Empecemos por lo primero. Tienen razón aquellos que reprochan al consejero Felip Puig el haber lanzado ahora la propuesta de aumentar en ciertos tramos de autopista la velocidad máxima hasta los 130 kilómetros por hora, pues la polémica por los 80 está todavía humeando. Se diría que a Puig le va la marcha y que no le disgusta, todo lo contrario, erigirse en el gran candidato a bestia negra de la oposición de izquierdas. “Alguien tiene que serlo”, tal vez piense para sí torciendo el gesto a lo John Wayne. También llevan razón los que señalan que, con la que está cayendo, subir el límite de velocidad no parece que deba ser una prioridad del ejecutivo catalán. Aquí, sin embargo, falla un detalle relevante: nadie ha dicho, tampoco Puig, que los 130 formen parte de las prioridades del Govern. Además, ocuparse de la crisis no significa que todo lo demás tenga que paralizarse.
Pero penetremos en el meollo de la cuestión. Es de Perogrullo que si uno se la pega a 100 kilómetros por hora va a hacerse mucho más daño que a 50. Llevando tal lógica al extremo podemos aventurar sin ningún temor a equivocarnos que a 10 el número de muertes se desplomarían hasta prácticamente cero. Es evidente, pues, que hay que calibrar otras cuestiones, otros elementos. Desde que se estableció el límite de 120 ha llovido mucho. Los Seat seiscientos, tan corrientes entonces, se han convertido en piezas de museo. Los coches de hoy nada tienen que ver con los de entonces. Las autopistas también han mejorado. Consiguientemente, o hemos sido unos auténticos temerarios y todos estos lustros hemos circulado mucho más rápido de lo conveniente o podemos permitirnos elevar un poco la velocidad máxima sin que nadie se rasgue las vestiduras ni se tire de los pelos.

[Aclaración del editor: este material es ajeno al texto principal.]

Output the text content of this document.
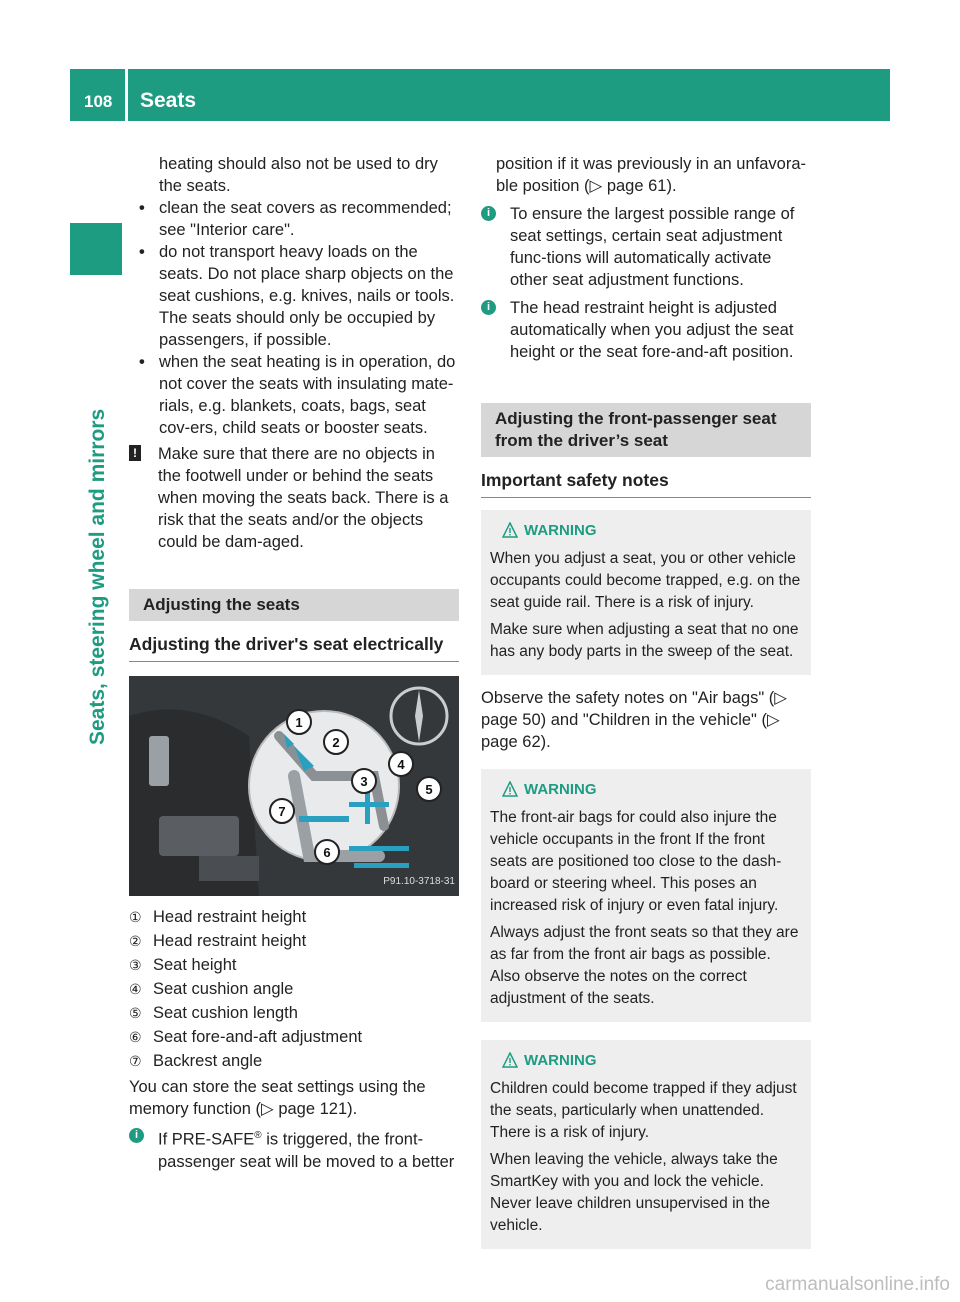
108 Seats
Seats, steering wheel and mirrors

heating should also not be used to dry the seats.

• clean the seat covers as recommended; see "Interior care".
• do not transport heavy loads on the seats. Do not place sharp objects on the seat cushions, e.g. knives, nails or tools. The seats should only be occupied by passengers, if possible.
• when the seat heating is in operation, do not cover the seats with insulating mate-rials, e.g. blankets, coats, bags, seat cov-ers, child seats or booster seats.
!	Make sure that there are no objects in the footwell under or behind the seats when moving the seats back. There is a risk that the seats and/or the objects could be dam-aged.
Adjusting the seats
Adjusting the driver's seat electrically
1
2
3
4
5
6
7
P91.10-3718-31
① Head restraint height
② Head restraint height
③ Seat height
④ Seat cushion angle
⑤ Seat cushion length
⑥ Seat fore-and-aft adjustment
⑦ Backrest angle

You can store the seat settings using the memory function (▷ page 121).

i	If PRE-SAFE® is triggered, the front-passenger seat will be moved to a better

position if it was previously in an unfavora-ble position (▷ page 61).

i	To ensure the largest possible range of seat settings, certain seat adjustment func-tions will automatically activate other seat adjustment functions.
i	The head restraint height is adjusted automatically when you adjust the seat height or the seat fore-and-aft position.
Adjusting the front-passenger seat from the driver’s seat
Important safety notes
WARNING

When you adjust a seat, you or other vehicle occupants could become trapped, e.g. on the seat guide rail. There is a risk of injury.

Make sure when adjusting a seat that no one has any body parts in the sweep of the seat.

Observe the safety notes on "Air bags" (▷ page 50) and "Children in the vehicle" (▷ page 62).

WARNING

The front-air bags for could also injure the vehicle occupants in the front If the front seats are positioned too close to the dash-board or steering wheel. This poses an increased risk of injury or even fatal injury.

Always adjust the front seats so that they are as far from the front air bags as possible. Also observe the notes on the correct adjustment of the seats.

WARNING

Children could become trapped if they adjust the seats, particularly when unattended. There is a risk of injury.

When leaving the vehicle, always take the SmartKey with you and lock the vehicle. Never leave children unsupervised in the vehicle.

carmanualsonline.info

Luego está el asunto de fondo, el filosófico o ideológico, que sin duda es también importante. O sea: ¿hasta dónde y hasta cuándo las administraciones deben ejercer de tutor del ciudadano como si fuera éste menor de edad? O, dicho de otro modo: ¿hasta qué punto debemos desconfiar de la responsabilidad y cordura de la gente? Porque, por si a alguien s e le ha olvidado, cabe subrallar que no se pretende obligar a nadie a alcanzar los 130 kilómetros por hora. En todo caso, se le otorgaría la libertad de hacerlo si les parece conveniente y seguro. Estoy tentado de acabar esta breve reflexión convocando aquí a los automovilistas de Alemania, en cuyas autopistas no existe límite de velocidad. Pero, claro, la réplica de ustedes, amables lectores preocupados por la siniestralidad vial, sería automática y contundente: en los conductores alemanes se puede confiar, en nosotros, a veces y según cómo. Y, qué le vamos a hacer, puede que lleven toda la razón del mundo.